IAM Identity Center (successor to AWS SSO) with your corporate directory (Azure AD, Okta, etc.) and MFA.
Session Manager for all interactive access.
Instances in private subnets with no public IPs.
No inbound security group rules for SSH.

Users sign in via the AWS CLI (aws sso login) or the console, assume a permission set that grants ssm:StartSession on a specific set of instances, and start a session—all without ever touching a private key.

This design aligns with the AWS Well‑Architected Framework security pillar: protect data in transit (TLS 1.2+), centralize identity, enforce least privilege, and log all access.

8. Network Architecture: Removing SSH from the Equation

An illustrative architecture

No bastion host to patch, harden, and audit.
No SSH keys to rotate.
All traffic flows over the AWS internal network or through a VPN if the user is remote.

If you must support a short transition period, maintain a bastion with SSH forwarding but begin tagging instances for Session Manager access and migrating users immediately.

9. Auditing and Compliance

Compliance frameworks (PCI DSS, HIPAA, SOC 2) demand individual accountability for server access. Session Manager delivers:

CloudTrail: StartSession calls with userIdentity, sourceIP, sessionId.
Session logs: full input/output in S3/CloudWatch.
Recording capability (via shell profiles) to capture visual sessions.

Set up CloudWatch alerts for StartSession without MFA or from unusual locations. Use AWS Config rules to detect security groups with port 22 open to 0.0.0.0/0.

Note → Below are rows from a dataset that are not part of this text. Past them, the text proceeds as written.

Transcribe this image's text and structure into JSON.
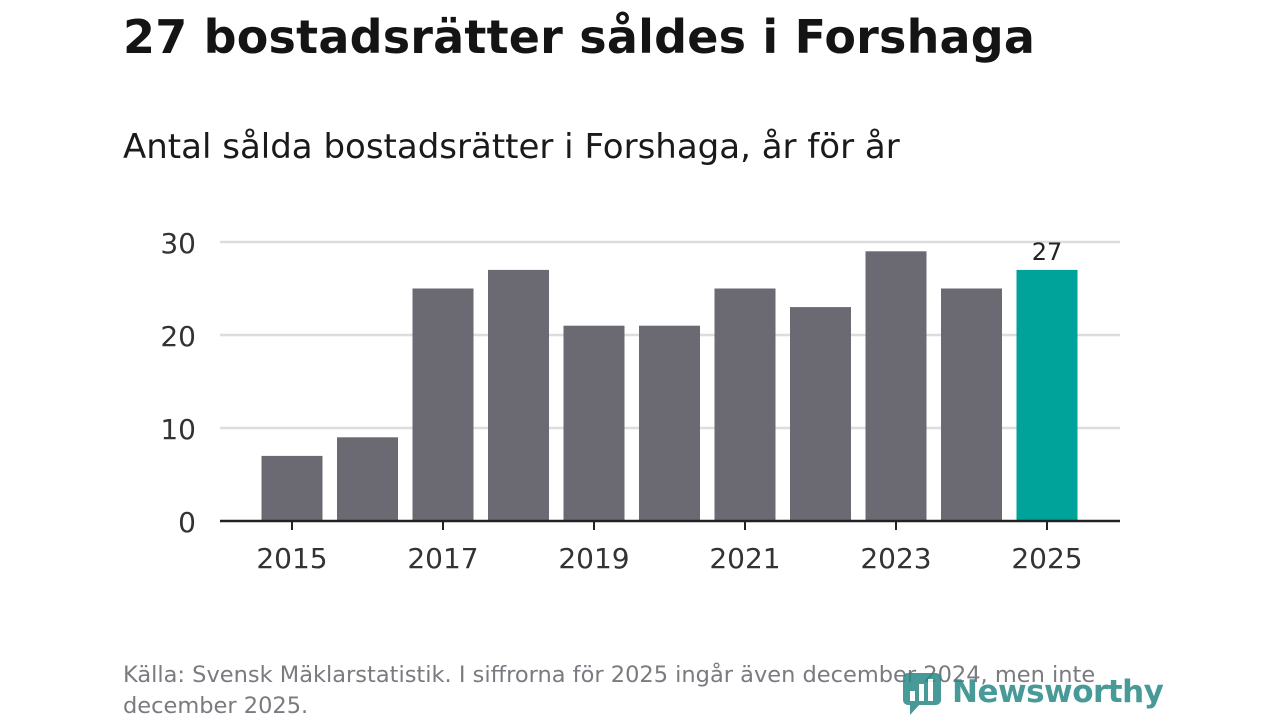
{
  "header": {
    "title": "27 bostadsrätter såldes i Forshaga",
    "subtitle": "Antal sålda bostadsrätter i Forshaga, år för år"
  },
  "footer": {
    "source": "Källa: Svensk Mäklarstatistik. I siffrorna för 2025 ingår även december 2024, men inte december 2025.",
    "brand": "Newsworthy"
  },
  "colors": {
    "bar": "#6b6a72",
    "highlight": "#00a39a",
    "grid": "#dddddd",
    "axis": "#222222",
    "tick_text": "#333333",
    "brand": "#2a8a87"
  },
  "chart_data": {
    "type": "bar",
    "title": "27 bostadsrätter såldes i Forshaga",
    "subtitle": "Antal sålda bostadsrätter i Forshaga, år för år",
    "xlabel": "",
    "ylabel": "",
    "categories": [
      "2015",
      "2016",
      "2017",
      "2018",
      "2019",
      "2020",
      "2021",
      "2022",
      "2023",
      "2024",
      "2025"
    ],
    "values": [
      7,
      9,
      25,
      27,
      21,
      21,
      25,
      23,
      29,
      25,
      27
    ],
    "highlight_index": 10,
    "data_labels": [
      {
        "index": 10,
        "text": "27"
      }
    ],
    "ylim": [
      0,
      30
    ],
    "yticks": [
      0,
      10,
      20,
      30
    ],
    "xtick_labels": [
      "2015",
      "2017",
      "2019",
      "2021",
      "2023",
      "2025"
    ],
    "grid": "horizontal"
  }
}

10. Migrating from PEM‑Based SSH

A practical migration roadmap:

Enable SSM Agent on all instances (via AMI bake or user data).
Attach the AmazonSSMManagedInstanceCore IAM role to the EC2 instances.
Deploy VPC endpoints if your instances lack internet access.
Create IAM policies that mirror existing team boundaries (tag‑based).
Train users on aws ssm start-session and console access.
Disable SSH security group rules incrementally, starting with non‑production.
Decommission bastion hosts once all access is migrated.

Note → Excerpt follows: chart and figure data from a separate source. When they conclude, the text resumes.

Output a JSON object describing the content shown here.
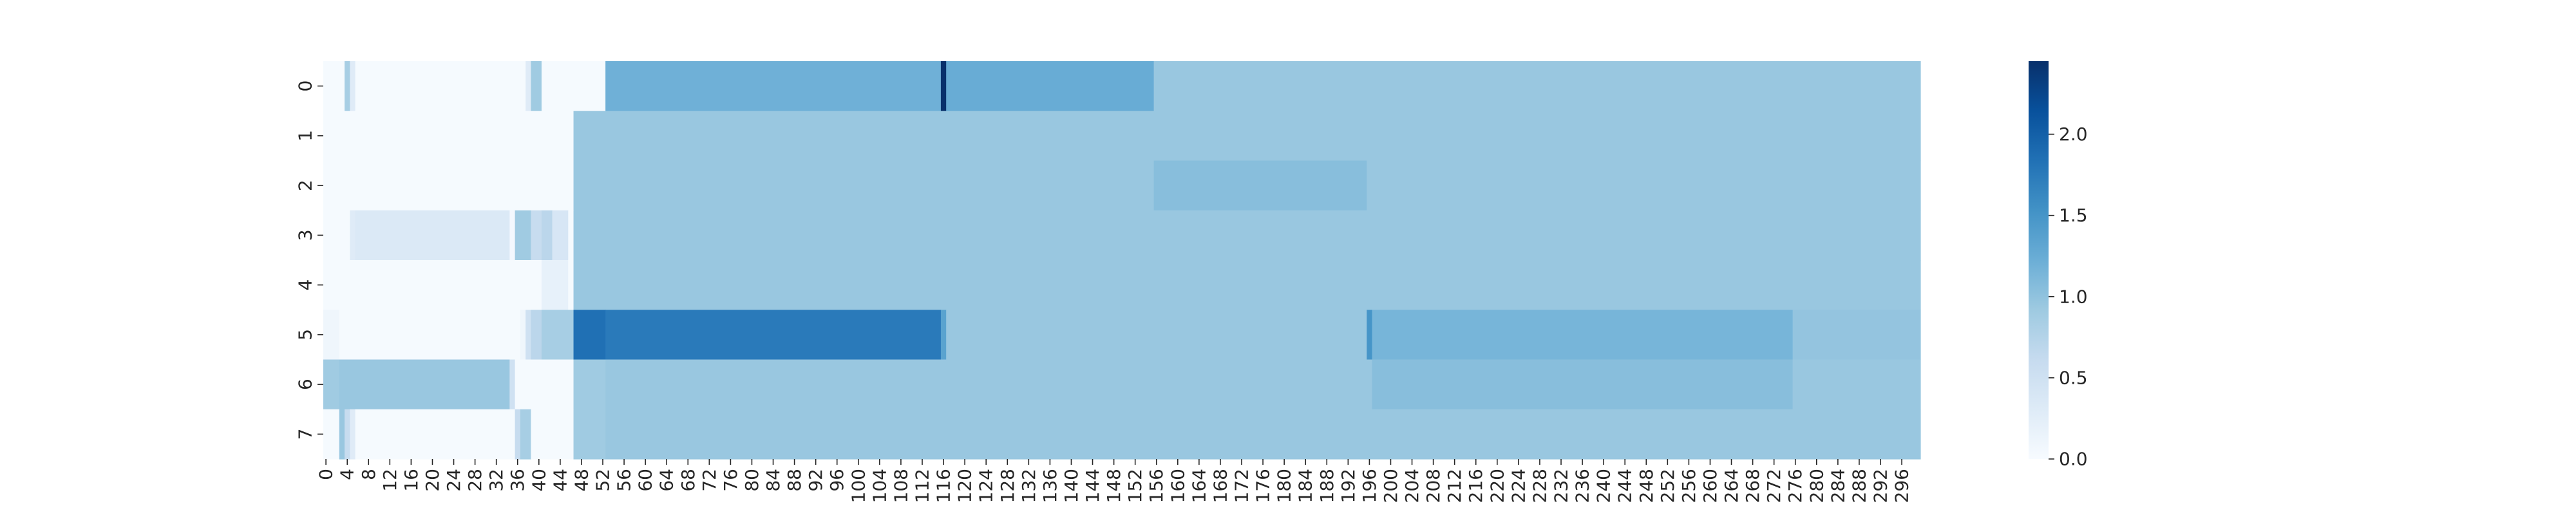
{
  "chart_data": {
    "type": "heatmap",
    "title": "",
    "xlabel": "",
    "ylabel": "",
    "x_count": 300,
    "y_count": 8,
    "x_tick_labels": [
      "0",
      "4",
      "8",
      "12",
      "16",
      "20",
      "24",
      "28",
      "32",
      "36",
      "40",
      "44",
      "48",
      "52",
      "56",
      "60",
      "64",
      "68",
      "72",
      "76",
      "80",
      "84",
      "88",
      "92",
      "96",
      "100",
      "104",
      "108",
      "112",
      "116",
      "120",
      "124",
      "128",
      "132",
      "136",
      "140",
      "144",
      "148",
      "152",
      "156",
      "160",
      "164",
      "168",
      "172",
      "176",
      "180",
      "184",
      "188",
      "192",
      "196",
      "200",
      "204",
      "208",
      "212",
      "216",
      "220",
      "224",
      "228",
      "232",
      "236",
      "240",
      "244",
      "248",
      "252",
      "256",
      "260",
      "264",
      "268",
      "272",
      "276",
      "280",
      "284",
      "288",
      "292",
      "296"
    ],
    "y_tick_labels": [
      "0",
      "1",
      "2",
      "3",
      "4",
      "5",
      "6",
      "7"
    ],
    "colorbar": {
      "colormap": "Blues",
      "vmin": 0.0,
      "vmax": 2.45,
      "ticks": [
        "0.0",
        "0.5",
        "1.0",
        "1.5",
        "2.0"
      ],
      "colors": [
        "#f7fbff",
        "#deebf7",
        "#c6dbef",
        "#9ecae1",
        "#6baed6",
        "#4292c6",
        "#2171b5",
        "#08519c",
        "#08306b"
      ]
    },
    "base_value": 0.02,
    "rows": [
      {
        "row": 0,
        "segments": [
          [
            0,
            4,
            0.02
          ],
          [
            4,
            5,
            0.85
          ],
          [
            5,
            6,
            0.3
          ],
          [
            6,
            38,
            0.02
          ],
          [
            38,
            39,
            0.3
          ],
          [
            39,
            41,
            0.9
          ],
          [
            41,
            53,
            0.02
          ],
          [
            53,
            116,
            1.2
          ],
          [
            116,
            117,
            2.45
          ],
          [
            117,
            156,
            1.25
          ],
          [
            156,
            300,
            0.95
          ]
        ]
      },
      {
        "row": 1,
        "segments": [
          [
            0,
            47,
            0.02
          ],
          [
            47,
            300,
            0.95
          ]
        ]
      },
      {
        "row": 2,
        "segments": [
          [
            0,
            47,
            0.02
          ],
          [
            47,
            156,
            0.95
          ],
          [
            156,
            196,
            1.05
          ],
          [
            196,
            300,
            0.95
          ]
        ]
      },
      {
        "row": 3,
        "segments": [
          [
            0,
            5,
            0.02
          ],
          [
            5,
            6,
            0.3
          ],
          [
            6,
            35,
            0.35
          ],
          [
            35,
            36,
            0.05
          ],
          [
            36,
            39,
            0.9
          ],
          [
            39,
            41,
            0.6
          ],
          [
            41,
            43,
            0.7
          ],
          [
            43,
            46,
            0.4
          ],
          [
            46,
            47,
            0.02
          ],
          [
            47,
            300,
            0.95
          ]
        ]
      },
      {
        "row": 4,
        "segments": [
          [
            0,
            41,
            0.02
          ],
          [
            41,
            46,
            0.2
          ],
          [
            46,
            47,
            0.02
          ],
          [
            47,
            300,
            0.95
          ]
        ]
      },
      {
        "row": 5,
        "segments": [
          [
            0,
            3,
            0.1
          ],
          [
            3,
            37,
            0.02
          ],
          [
            37,
            38,
            0.1
          ],
          [
            38,
            39,
            0.5
          ],
          [
            39,
            41,
            0.7
          ],
          [
            41,
            47,
            0.85
          ],
          [
            47,
            53,
            1.85
          ],
          [
            53,
            116,
            1.75
          ],
          [
            116,
            117,
            1.35
          ],
          [
            117,
            196,
            0.95
          ],
          [
            196,
            197,
            1.5
          ],
          [
            197,
            276,
            1.15
          ],
          [
            276,
            300,
            0.98
          ]
        ]
      },
      {
        "row": 6,
        "segments": [
          [
            0,
            3,
            0.9
          ],
          [
            3,
            35,
            0.95
          ],
          [
            35,
            36,
            0.5
          ],
          [
            36,
            47,
            0.02
          ],
          [
            47,
            53,
            0.9
          ],
          [
            53,
            197,
            0.95
          ],
          [
            197,
            276,
            1.05
          ],
          [
            276,
            300,
            0.95
          ]
        ]
      },
      {
        "row": 7,
        "segments": [
          [
            0,
            3,
            0.02
          ],
          [
            3,
            4,
            0.95
          ],
          [
            4,
            5,
            0.6
          ],
          [
            5,
            6,
            0.3
          ],
          [
            6,
            36,
            0.02
          ],
          [
            36,
            37,
            0.6
          ],
          [
            37,
            39,
            0.85
          ],
          [
            39,
            47,
            0.02
          ],
          [
            47,
            53,
            0.9
          ],
          [
            53,
            300,
            0.95
          ]
        ]
      }
    ]
  }
}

For file transfer, replace scp with:

aws ssm start-session port forwarding + rsync,
Or directly use aws s3 cp to an S3 bucket with VPC endpoints, removing the need for any interactive session.

11. Trade‑offs and When You Still Might Need SSH

Session Manager cannot fully replace every scenario today:

Non‑AWS resources: On‑premises servers require a hybrid activation, but some shops prefer a unified SSH CA.
Legacy applications that programmatically SSH into instances must be refactored to use SSM Run Command or port forwarding.
High‑touch interactive tools that rely on raw PTY features may need tuning with Session Manager’s shell profiles.

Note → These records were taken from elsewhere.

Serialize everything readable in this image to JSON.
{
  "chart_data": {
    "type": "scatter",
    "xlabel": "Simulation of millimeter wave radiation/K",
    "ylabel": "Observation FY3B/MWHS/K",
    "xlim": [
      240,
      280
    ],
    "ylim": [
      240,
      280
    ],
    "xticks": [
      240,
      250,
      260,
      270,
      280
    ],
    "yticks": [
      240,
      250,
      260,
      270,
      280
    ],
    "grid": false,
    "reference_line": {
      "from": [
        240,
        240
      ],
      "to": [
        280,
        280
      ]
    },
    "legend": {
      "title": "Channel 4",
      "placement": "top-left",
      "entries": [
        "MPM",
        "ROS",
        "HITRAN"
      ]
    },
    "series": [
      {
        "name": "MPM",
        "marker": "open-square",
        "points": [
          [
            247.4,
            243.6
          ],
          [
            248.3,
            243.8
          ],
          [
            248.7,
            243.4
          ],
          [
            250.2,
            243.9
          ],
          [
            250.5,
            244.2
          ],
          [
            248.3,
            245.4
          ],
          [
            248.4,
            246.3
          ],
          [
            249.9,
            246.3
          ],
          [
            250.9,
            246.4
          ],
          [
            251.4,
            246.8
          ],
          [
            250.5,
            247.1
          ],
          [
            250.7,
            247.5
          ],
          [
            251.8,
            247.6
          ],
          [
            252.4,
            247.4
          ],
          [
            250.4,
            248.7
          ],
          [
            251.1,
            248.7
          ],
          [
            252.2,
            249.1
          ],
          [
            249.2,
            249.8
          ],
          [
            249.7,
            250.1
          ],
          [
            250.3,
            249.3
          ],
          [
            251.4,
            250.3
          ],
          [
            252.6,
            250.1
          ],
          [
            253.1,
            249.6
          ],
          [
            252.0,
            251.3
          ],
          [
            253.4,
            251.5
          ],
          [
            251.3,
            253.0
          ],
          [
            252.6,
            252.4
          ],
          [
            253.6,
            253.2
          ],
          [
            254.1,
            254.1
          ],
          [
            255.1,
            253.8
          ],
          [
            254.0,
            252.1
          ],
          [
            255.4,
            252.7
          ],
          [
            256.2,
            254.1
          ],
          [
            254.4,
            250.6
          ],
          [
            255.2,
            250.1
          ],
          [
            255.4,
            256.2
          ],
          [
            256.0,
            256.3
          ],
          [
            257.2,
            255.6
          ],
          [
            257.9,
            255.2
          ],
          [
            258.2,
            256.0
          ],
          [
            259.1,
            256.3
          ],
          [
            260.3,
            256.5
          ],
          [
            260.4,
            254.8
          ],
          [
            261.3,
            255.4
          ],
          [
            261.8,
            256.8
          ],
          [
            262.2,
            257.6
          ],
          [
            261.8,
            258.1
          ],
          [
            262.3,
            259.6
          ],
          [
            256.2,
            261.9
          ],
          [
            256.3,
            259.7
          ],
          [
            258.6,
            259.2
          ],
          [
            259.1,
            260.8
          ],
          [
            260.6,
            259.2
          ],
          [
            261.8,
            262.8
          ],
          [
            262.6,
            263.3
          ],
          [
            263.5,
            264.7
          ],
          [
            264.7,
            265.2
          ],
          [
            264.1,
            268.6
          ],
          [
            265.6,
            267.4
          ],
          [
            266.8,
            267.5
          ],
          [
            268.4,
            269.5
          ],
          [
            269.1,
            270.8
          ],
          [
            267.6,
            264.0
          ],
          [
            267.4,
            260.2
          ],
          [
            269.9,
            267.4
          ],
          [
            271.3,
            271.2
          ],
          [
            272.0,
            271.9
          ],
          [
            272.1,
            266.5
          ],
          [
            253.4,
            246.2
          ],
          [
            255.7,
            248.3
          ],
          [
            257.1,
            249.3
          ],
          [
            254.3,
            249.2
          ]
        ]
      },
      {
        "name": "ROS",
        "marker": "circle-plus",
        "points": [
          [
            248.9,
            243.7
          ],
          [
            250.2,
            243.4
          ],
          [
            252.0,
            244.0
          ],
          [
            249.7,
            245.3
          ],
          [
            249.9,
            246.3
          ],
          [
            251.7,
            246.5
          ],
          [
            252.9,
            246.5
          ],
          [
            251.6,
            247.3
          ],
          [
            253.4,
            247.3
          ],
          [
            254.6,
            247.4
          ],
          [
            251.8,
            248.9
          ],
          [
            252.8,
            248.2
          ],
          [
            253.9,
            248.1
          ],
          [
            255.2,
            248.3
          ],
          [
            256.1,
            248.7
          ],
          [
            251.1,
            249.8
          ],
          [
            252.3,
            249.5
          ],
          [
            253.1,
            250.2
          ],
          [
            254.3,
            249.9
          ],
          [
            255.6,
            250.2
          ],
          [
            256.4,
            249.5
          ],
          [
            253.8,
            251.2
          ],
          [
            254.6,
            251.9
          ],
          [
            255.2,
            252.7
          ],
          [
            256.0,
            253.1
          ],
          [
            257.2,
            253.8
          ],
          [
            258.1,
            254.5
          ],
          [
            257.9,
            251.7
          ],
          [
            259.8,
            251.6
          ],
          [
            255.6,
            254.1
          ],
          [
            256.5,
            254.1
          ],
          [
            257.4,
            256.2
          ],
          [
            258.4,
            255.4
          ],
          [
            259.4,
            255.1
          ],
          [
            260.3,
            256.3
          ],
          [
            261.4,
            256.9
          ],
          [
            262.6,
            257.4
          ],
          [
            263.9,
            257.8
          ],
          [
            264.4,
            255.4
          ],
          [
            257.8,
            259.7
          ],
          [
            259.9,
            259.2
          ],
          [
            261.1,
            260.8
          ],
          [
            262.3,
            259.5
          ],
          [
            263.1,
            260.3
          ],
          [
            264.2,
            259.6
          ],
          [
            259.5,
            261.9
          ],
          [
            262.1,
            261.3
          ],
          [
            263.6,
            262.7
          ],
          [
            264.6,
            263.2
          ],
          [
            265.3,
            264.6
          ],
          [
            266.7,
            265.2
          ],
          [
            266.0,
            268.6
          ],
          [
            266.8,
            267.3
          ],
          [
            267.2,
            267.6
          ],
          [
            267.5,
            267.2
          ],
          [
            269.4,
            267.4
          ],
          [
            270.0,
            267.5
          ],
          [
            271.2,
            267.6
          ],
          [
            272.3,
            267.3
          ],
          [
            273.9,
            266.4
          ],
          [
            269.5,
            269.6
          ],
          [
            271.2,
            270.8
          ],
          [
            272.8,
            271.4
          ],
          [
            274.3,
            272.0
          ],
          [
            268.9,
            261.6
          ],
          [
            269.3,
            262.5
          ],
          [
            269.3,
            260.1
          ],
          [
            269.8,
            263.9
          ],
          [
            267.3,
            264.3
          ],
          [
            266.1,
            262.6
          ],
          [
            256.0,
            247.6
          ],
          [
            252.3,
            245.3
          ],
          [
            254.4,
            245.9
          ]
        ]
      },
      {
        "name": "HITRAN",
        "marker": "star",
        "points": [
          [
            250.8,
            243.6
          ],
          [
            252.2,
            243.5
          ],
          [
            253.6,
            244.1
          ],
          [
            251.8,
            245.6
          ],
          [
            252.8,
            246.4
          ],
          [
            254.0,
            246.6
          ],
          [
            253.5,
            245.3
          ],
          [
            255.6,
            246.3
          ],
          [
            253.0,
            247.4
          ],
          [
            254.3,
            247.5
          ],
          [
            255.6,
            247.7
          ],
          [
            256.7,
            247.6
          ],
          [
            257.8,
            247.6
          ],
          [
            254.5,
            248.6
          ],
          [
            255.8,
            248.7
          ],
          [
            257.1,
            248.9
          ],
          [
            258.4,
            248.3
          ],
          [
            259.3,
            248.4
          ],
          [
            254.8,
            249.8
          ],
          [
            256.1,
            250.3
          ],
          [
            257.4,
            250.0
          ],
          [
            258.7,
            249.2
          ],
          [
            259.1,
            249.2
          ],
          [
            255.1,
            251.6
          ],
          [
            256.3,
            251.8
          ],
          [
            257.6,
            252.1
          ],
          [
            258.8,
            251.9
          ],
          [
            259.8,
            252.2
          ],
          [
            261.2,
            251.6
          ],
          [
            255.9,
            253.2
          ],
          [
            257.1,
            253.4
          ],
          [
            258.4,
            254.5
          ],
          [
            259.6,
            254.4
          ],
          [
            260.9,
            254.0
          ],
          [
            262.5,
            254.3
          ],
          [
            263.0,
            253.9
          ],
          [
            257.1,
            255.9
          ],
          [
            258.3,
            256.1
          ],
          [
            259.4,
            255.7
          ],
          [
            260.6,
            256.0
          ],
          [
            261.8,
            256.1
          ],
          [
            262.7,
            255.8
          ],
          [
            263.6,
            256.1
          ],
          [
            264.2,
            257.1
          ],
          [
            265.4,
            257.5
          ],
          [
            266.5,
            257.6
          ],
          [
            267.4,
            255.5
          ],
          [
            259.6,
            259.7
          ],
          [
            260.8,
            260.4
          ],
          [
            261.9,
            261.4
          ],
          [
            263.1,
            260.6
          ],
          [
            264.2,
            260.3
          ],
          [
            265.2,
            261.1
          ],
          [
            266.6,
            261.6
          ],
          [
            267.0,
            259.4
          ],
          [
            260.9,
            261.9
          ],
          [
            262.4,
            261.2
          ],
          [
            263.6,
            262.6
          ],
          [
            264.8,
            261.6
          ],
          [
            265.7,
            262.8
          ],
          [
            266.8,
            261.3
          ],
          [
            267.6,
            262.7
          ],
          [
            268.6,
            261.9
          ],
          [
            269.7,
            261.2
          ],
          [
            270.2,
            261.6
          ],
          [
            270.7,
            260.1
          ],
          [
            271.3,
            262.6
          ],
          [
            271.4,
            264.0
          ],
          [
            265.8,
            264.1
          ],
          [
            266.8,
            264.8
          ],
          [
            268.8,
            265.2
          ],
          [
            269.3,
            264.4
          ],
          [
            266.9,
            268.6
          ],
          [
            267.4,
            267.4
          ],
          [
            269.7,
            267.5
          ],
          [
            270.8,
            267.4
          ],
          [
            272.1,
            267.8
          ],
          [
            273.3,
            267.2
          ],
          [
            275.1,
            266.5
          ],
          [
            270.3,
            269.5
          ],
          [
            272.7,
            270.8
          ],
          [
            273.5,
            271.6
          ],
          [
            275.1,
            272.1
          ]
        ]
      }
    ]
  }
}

However, for 90% of human‑operator access to EC2, keyless IAM‑based access is more secure, auditable, and scalable.

Conclusion

The evolution from .pem files to IAM‑powered, keyless access is not merely a trend it is the security baseline for modern cloud operations. By combining AWS Systems Manager Session Manager, IAM Identity Center, and private networking, you eliminate the risks of key sprawl, gain comprehensive auditing, and simplify user lifecycle management. As a Solutions Architect, I recommend this architecture as the starting point for any new workload and a priority migration path for existing environments. The result: a Zero Trust access model where every session is authenticated, authorized, and recorded without a single private key in sight.